I have good circulation - 2 Koralia Mag 8s (3250 GPH) and a Reflo Dart (3600 GPH) return. I also supplement Sodium Bicarbonate as needed to raise my dKH. My dKH is around 8.3. I have since added some additional Sodium Bicarbonate to increase to 9.3 hoping that will also raise the PH.

Does anyone have any other suggestions to keep my PH stable?

Thanks so much!

Randy Holmes-Farley
06/15/2010, 12:11 PM
I don't think the well water pH has anything to do with the aquarium pH. Once you put lime into it, the pH is very high, regardless of where it started. Also, it may seem counterintuitive, but adding pure pH water at pH 6.5 to 7 does not lower the pH of seawater to which it is added to replace evaporation. It may even raise it. I discuss that below.

The aquarium pH is determined only by the aquarium alkalinity and the CO2 level.

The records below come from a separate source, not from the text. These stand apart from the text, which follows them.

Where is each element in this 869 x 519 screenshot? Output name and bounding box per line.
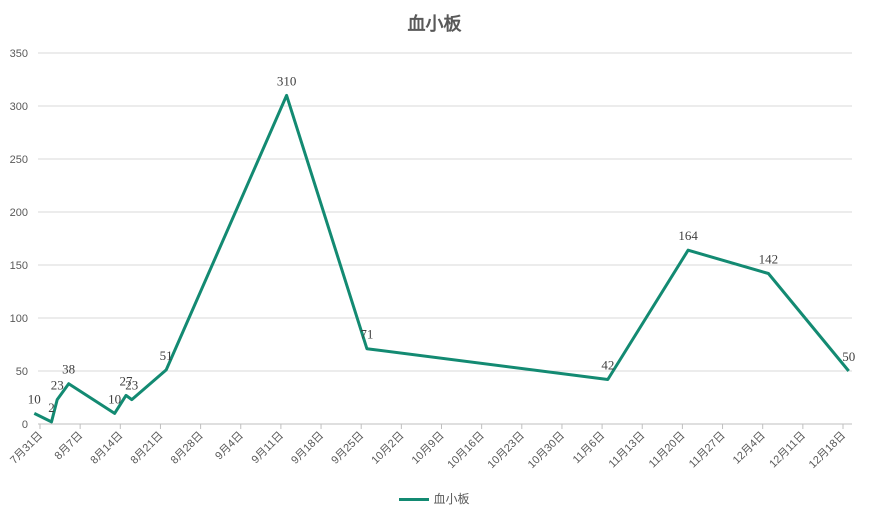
x-tick-label: 11月6日 [571, 430, 607, 466]
x-tick-label: 11月13日 [607, 430, 648, 471]
legend: 血小板 [0, 490, 869, 507]
x-tick-label: 8月14日 [88, 430, 125, 467]
x-tick-label: 10月30日 [526, 430, 567, 471]
data-label: 164 [678, 228, 698, 243]
y-axis-ticks: 0 50 100 150 200 250 300 350 [10, 48, 28, 431]
x-tick-label: 11月27日 [687, 430, 728, 471]
legend-label: 血小板 [433, 492, 470, 506]
data-label: 10 [108, 391, 121, 406]
data-label: 310 [277, 73, 297, 88]
y-tick-label: 50 [16, 366, 28, 378]
x-tick-label: 8月28日 [169, 430, 206, 467]
data-label: 50 [842, 349, 855, 364]
data-label: 10 [28, 391, 41, 406]
y-tick-label: 200 [10, 207, 28, 219]
x-tick-label: 9月18日 [289, 430, 326, 467]
data-label: 23 [125, 378, 138, 393]
data-label: 27 [120, 373, 134, 388]
x-tick-label: 9月25日 [329, 430, 366, 467]
chart-title: 血小板 [407, 14, 462, 35]
grid-lines [38, 52, 852, 425]
x-tick-label: 11月20日 [647, 430, 688, 471]
x-tick-label: 10月9日 [410, 430, 447, 467]
y-tick-label: 150 [10, 260, 28, 272]
x-tick-label: 10月2日 [369, 430, 406, 467]
x-tick-label: 8月7日 [53, 430, 86, 463]
data-label: 142 [759, 251, 779, 266]
data-label: 42 [601, 357, 614, 372]
x-axis-ticks: 7月31日 8月7日 8月14日 8月21日 8月28日 9月4日 9月11日 9月18日 9月… [8, 424, 848, 471]
x-tick-label: 10月16日 [445, 430, 486, 471]
y-tick-label: 100 [10, 313, 28, 325]
x-tick-label: 10月23日 [486, 430, 527, 471]
data-label: 51 [160, 348, 173, 363]
data-label: 2 [48, 400, 55, 415]
y-tick-label: 250 [10, 154, 28, 166]
data-label: 38 [62, 362, 75, 377]
series-line [33, 93, 850, 424]
data-label: 23 [51, 378, 64, 393]
x-tick-label: 12月4日 [731, 430, 768, 467]
y-tick-label: 300 [10, 101, 28, 113]
data-label: 71 [360, 327, 373, 342]
x-tick-label: 8月21日 [129, 430, 166, 467]
y-tick-label: 350 [10, 48, 28, 60]
x-tick-label: 7月31日 [8, 430, 45, 467]
x-tick-label: 9月11日 [250, 430, 286, 466]
x-tick-label: 12月18日 [807, 430, 848, 471]
x-tick-label: 9月4日 [213, 430, 246, 463]
y-tick-label: 0 [22, 419, 28, 431]
legend-swatch [399, 498, 430, 501]
x-tick-label: 12月11日 [767, 430, 808, 471]
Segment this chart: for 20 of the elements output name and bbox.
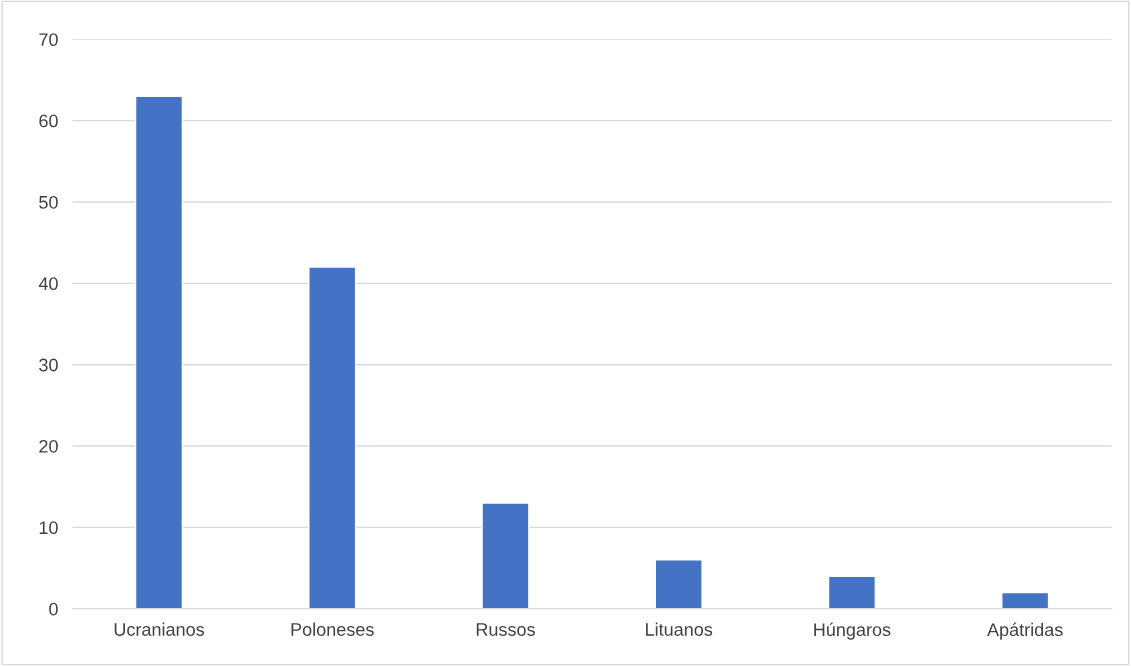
x-tick-label: Russos	[476, 623, 535, 636]
x-tick-label: Lituanos	[646, 622, 713, 636]
x-tick-label: Ucranianos	[114, 622, 205, 636]
x-tick-label: Poloneses	[291, 622, 374, 636]
bar	[481, 502, 530, 609]
bar	[654, 559, 703, 609]
bar	[827, 575, 877, 609]
x-tick-label: Húngaros	[814, 622, 891, 640]
y-tick-label: 60	[39, 114, 58, 128]
y-tick-label: 40	[38, 277, 58, 291]
y-tick-label: 20	[39, 439, 58, 453]
y-tick-label: 50	[39, 195, 58, 209]
bar	[134, 95, 184, 609]
y-tick-label: 30	[39, 358, 58, 372]
y-tick-label: 70	[39, 33, 58, 47]
x-tick-label: Apátridas	[987, 622, 1063, 640]
bar	[308, 266, 357, 609]
y-tick-label: 0	[49, 602, 58, 616]
y-tick-label: 10	[39, 521, 58, 535]
bar	[1001, 591, 1050, 609]
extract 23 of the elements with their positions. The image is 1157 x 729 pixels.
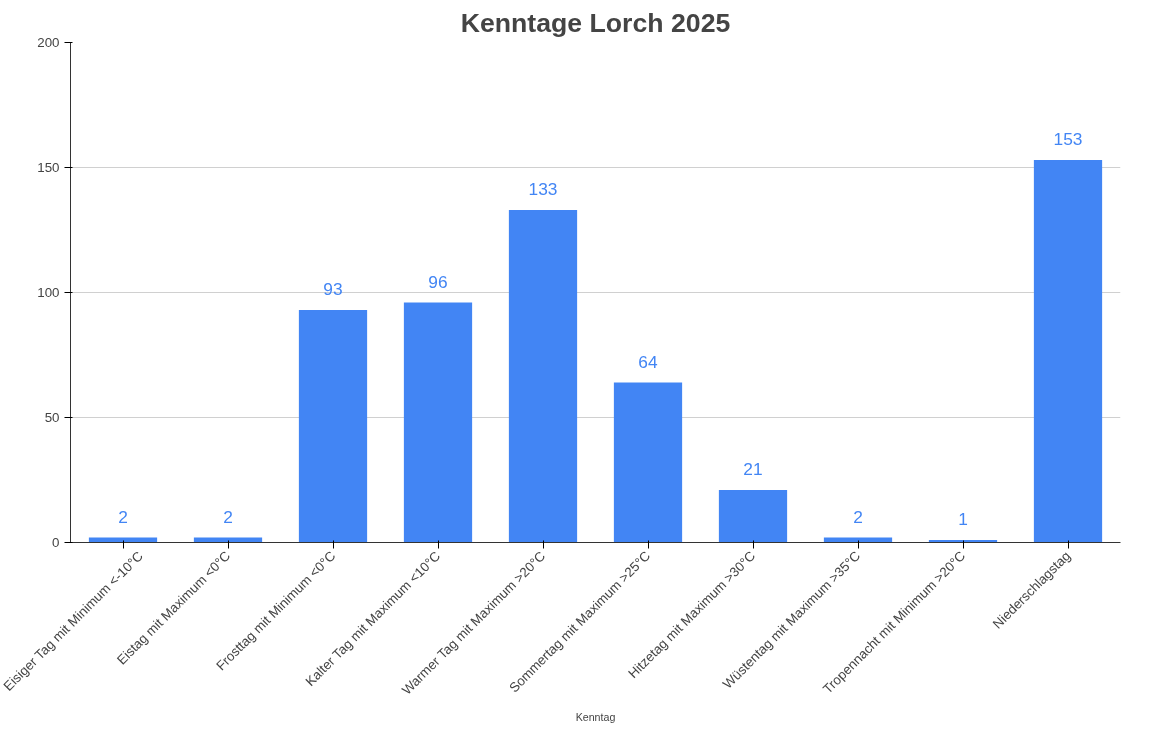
data-label: 2 <box>118 506 128 527</box>
y-tick-label: 100 <box>37 285 60 300</box>
y-tick-label: 200 <box>37 35 60 50</box>
bar <box>1033 160 1103 543</box>
data-label: 21 <box>743 459 763 479</box>
data-label: 1 <box>958 509 968 529</box>
bar <box>508 210 578 543</box>
data-label: 133 <box>528 179 558 199</box>
bar <box>298 310 368 543</box>
bar <box>613 382 683 543</box>
y-tick-label: 0 <box>52 535 60 550</box>
chart-title: Kenntage Lorch 2025 <box>460 7 731 38</box>
x-axis-title: Kenntag <box>575 710 616 723</box>
data-label: 64 <box>638 351 658 372</box>
bar <box>718 490 788 543</box>
data-label: 96 <box>428 271 448 292</box>
data-label: 93 <box>323 279 343 299</box>
data-label: 2 <box>223 506 233 527</box>
y-tick-label: 150 <box>37 160 60 175</box>
data-label: 2 <box>853 506 863 527</box>
data-label: 153 <box>1053 129 1083 149</box>
y-tick-label: 50 <box>44 410 60 425</box>
bar <box>403 302 473 543</box>
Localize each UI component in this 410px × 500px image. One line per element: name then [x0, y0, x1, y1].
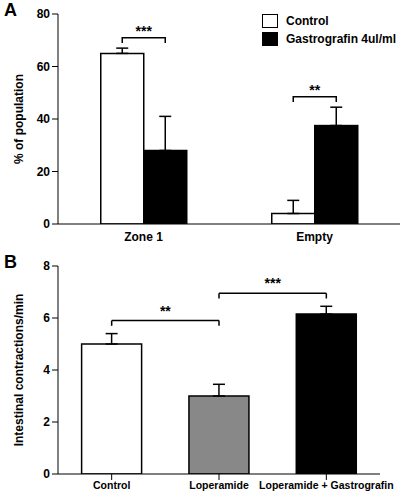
html-text:B: B [4, 252, 17, 272]
svg-text:**: ** [160, 303, 171, 319]
svg-text:6: 6 [43, 311, 50, 325]
svg-text:Intestinal contractions/min: Intestinal contractions/min [12, 294, 26, 447]
html-text:Control: Control [286, 14, 329, 28]
svg-text:8: 8 [43, 259, 50, 273]
html-text:Gastrografin 4ul/ml: Gastrografin 4ul/ml [286, 32, 396, 46]
svg-text:Empty: Empty [296, 230, 333, 244]
svg-text:20: 20 [37, 165, 51, 179]
svg-text:80: 80 [37, 7, 51, 21]
svg-text:60: 60 [37, 60, 51, 74]
html-text:A: A [4, 0, 17, 20]
svg-text:Loperamide: Loperamide [189, 479, 249, 491]
svg-text:Zone 1: Zone 1 [124, 230, 163, 244]
svg-text:% of population: % of population [12, 74, 26, 164]
svg-text:***: *** [136, 23, 153, 39]
svg-text:***: *** [264, 275, 281, 291]
svg-text:Loperamide + Gastrografin: Loperamide + Gastrografin [259, 479, 394, 491]
svg-text:Control: Control [93, 479, 130, 491]
svg-text:40: 40 [37, 112, 51, 126]
svg-text:**: ** [309, 82, 320, 98]
svg-text:0: 0 [43, 217, 50, 231]
svg-text:4: 4 [43, 363, 50, 377]
svg-text:2: 2 [43, 415, 50, 429]
svg-text:0: 0 [43, 467, 50, 481]
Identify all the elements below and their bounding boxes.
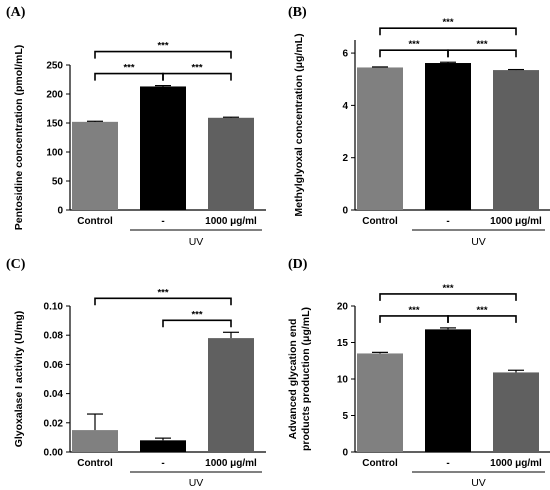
- y-tick-label: 0.00: [44, 448, 64, 459]
- bar: [357, 353, 403, 452]
- y-tick-label: 4: [342, 101, 348, 112]
- category-label: -: [161, 216, 164, 227]
- y-axis-label: Pentosidine concentration (pmol/mL): [13, 45, 25, 231]
- y-tick-label: 0.06: [44, 360, 64, 371]
- category-label: Control: [77, 216, 113, 227]
- group-label: UV: [471, 236, 486, 248]
- category-label: 1000 μg/ml: [205, 458, 257, 469]
- bar: [140, 86, 186, 210]
- significance-label: ***: [191, 309, 202, 320]
- group-label: UV: [471, 477, 486, 489]
- significance-bracket: [94, 72, 164, 81]
- significance-bracket: [162, 72, 232, 81]
- category-label: -: [446, 216, 449, 227]
- significance-bracket: [162, 319, 232, 328]
- chart-panel: (C) Glyoxalase I activity (U/mg) 0.00 0.02 0…: [6, 257, 266, 489]
- bar: [357, 67, 403, 210]
- y-tick-label: 0.02: [44, 418, 64, 429]
- significance-bracket: [379, 315, 449, 323]
- y-tick-label: 0.08: [44, 331, 64, 342]
- bar: [425, 329, 471, 452]
- y-tick-label: 6: [342, 49, 348, 60]
- y-axis-label: products production (μg/mL): [300, 307, 312, 451]
- y-tick-label: 0.04: [44, 389, 64, 400]
- y-tick-label: 5: [342, 411, 348, 422]
- significance-label: ***: [408, 305, 419, 316]
- significance-bracket: [379, 49, 449, 58]
- significance-bracket: [447, 315, 517, 323]
- category-label: -: [446, 458, 449, 469]
- y-axis-label: Glyoxalase I activity (U/mg): [13, 311, 25, 448]
- bar: [208, 117, 254, 210]
- significance-label: ***: [408, 39, 419, 50]
- category-label: Control: [362, 458, 398, 469]
- chart-panel: (B) Methylglyoxal concentration (μg/mL) 0 2…: [288, 5, 550, 248]
- significance-bracket: [447, 49, 517, 58]
- bar: [72, 121, 118, 210]
- category-label: 1000 μg/ml: [205, 216, 257, 227]
- category-label: Control: [77, 458, 113, 469]
- significance-label: ***: [157, 287, 168, 298]
- y-tick-label: 100: [46, 148, 63, 159]
- chart-panel: (A) Pentosidine concentration (pmol/mL) 0 5…: [6, 5, 266, 248]
- y-axis-label: Advanced glycation end: [287, 319, 299, 440]
- significance-label: ***: [123, 63, 134, 74]
- significance-label: ***: [157, 41, 168, 52]
- significance-label: ***: [191, 63, 202, 74]
- panel-label: (D): [288, 257, 308, 272]
- bar: [72, 430, 118, 452]
- chart-panel: (D) Advanced glycation end products produc…: [287, 257, 550, 489]
- group-label: UV: [189, 236, 204, 248]
- y-tick-label: 0.10: [44, 302, 64, 313]
- y-tick-label: 0: [57, 206, 63, 217]
- group-label: UV: [189, 477, 204, 489]
- significance-bracket: [379, 293, 517, 301]
- significance-label: ***: [476, 305, 487, 316]
- significance-label: ***: [476, 39, 487, 50]
- y-tick-label: 250: [46, 61, 63, 72]
- bar: [493, 372, 539, 452]
- significance-label: ***: [442, 17, 453, 28]
- panel-label: (A): [6, 5, 26, 20]
- y-tick-label: 50: [52, 177, 64, 188]
- panel-label: (B): [288, 5, 307, 20]
- category-label: Control: [362, 216, 398, 227]
- category-label: 1000 μg/ml: [490, 216, 542, 227]
- bar: [208, 338, 254, 452]
- y-tick-label: 20: [337, 302, 349, 313]
- y-tick-label: 0: [342, 448, 348, 459]
- category-label: 1000 μg/ml: [490, 458, 542, 469]
- y-tick-label: 2: [342, 153, 348, 164]
- significance-bracket: [94, 297, 232, 306]
- y-tick-label: 10: [337, 375, 349, 386]
- significance-bracket: [94, 50, 232, 59]
- significance-label: ***: [442, 283, 453, 294]
- bar: [425, 63, 471, 211]
- significance-bracket: [379, 27, 517, 36]
- bar: [493, 70, 539, 210]
- category-label: -: [161, 458, 164, 469]
- bar: [140, 440, 186, 452]
- panel-label: (C): [6, 257, 26, 272]
- y-tick-label: 200: [46, 90, 63, 101]
- y-tick-label: 0: [342, 206, 348, 217]
- y-axis-label: Methylglyoxal concentration (μg/mL): [293, 33, 305, 216]
- y-tick-label: 15: [337, 338, 349, 349]
- y-tick-label: 150: [46, 119, 63, 130]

Reverse Osmosis/Deionization Systems to Purify Tap Water for Reef Aquaria
http://reefkeeping.com/issues/2005-05/rhf/index.htm

From it:

http://reefkeeping.com/issues/2005-05/rhf/index.php#8

Final Effluent pH
Aside from the issues discussed above concerning the effluent’s pH when the DI resin becomes depleted, the final pH coming out of an RO/DI system should not significantly concern reef aquarists. Many aquarists with low pH problems have asked, for example, if their aquarium’s low pH may be caused by their replacing evaporated water with RO/DI water that they measure to have a pH below 7. In short, the answer is no, this is not a cause of low pH nor is it something to be generally concerned about, for the following reasons:
1. The pH of totally pure water is around 7 (with the exact value depending on temperature). As carbon dioxide from the atmosphere enters the water, the pH drops into the 6’s and even into the 5’s, depending on the amount of CO2. At saturation with the level of CO2 in normal (outside) air, the pH would be about 5.66. Indoor air often has even more CO2, and the pH can drop a bit lower, into the 5’s. Consequently, the pH of highly purified water coming from an RO/DI unit is expected to be in the pH 5-7 range.
2. The pH of highly purified water is not accurately measured by test kits, or by pH meters. There are several different reasons for this, including the fact that highly purified water has very little buffering capacity, so its pH is easily changed. Even the acidity or basicity of a pH test kit’s indicator dye is enough to alter pure water’s measured pH. As for pH meters, the probes themselves do not function well in the very low ionic strength of pure freshwater, and trace impurities on them can swing the pH around quite a bit.
3. The pH of the combination of two solutions does not necessarily reflect the average (not even a weighted average) of their two pH values. The final pH of a mixture may actually not even be between the pH’s of the two solutions when combined. Consequently, adding pH 7 pure water to pH 8.2 seawater may not even result in a pH below 8.2, but rather might be higher than 8.2 (for complex reasons relating to the acidity of bicarbonate in seawater vs. freshwater).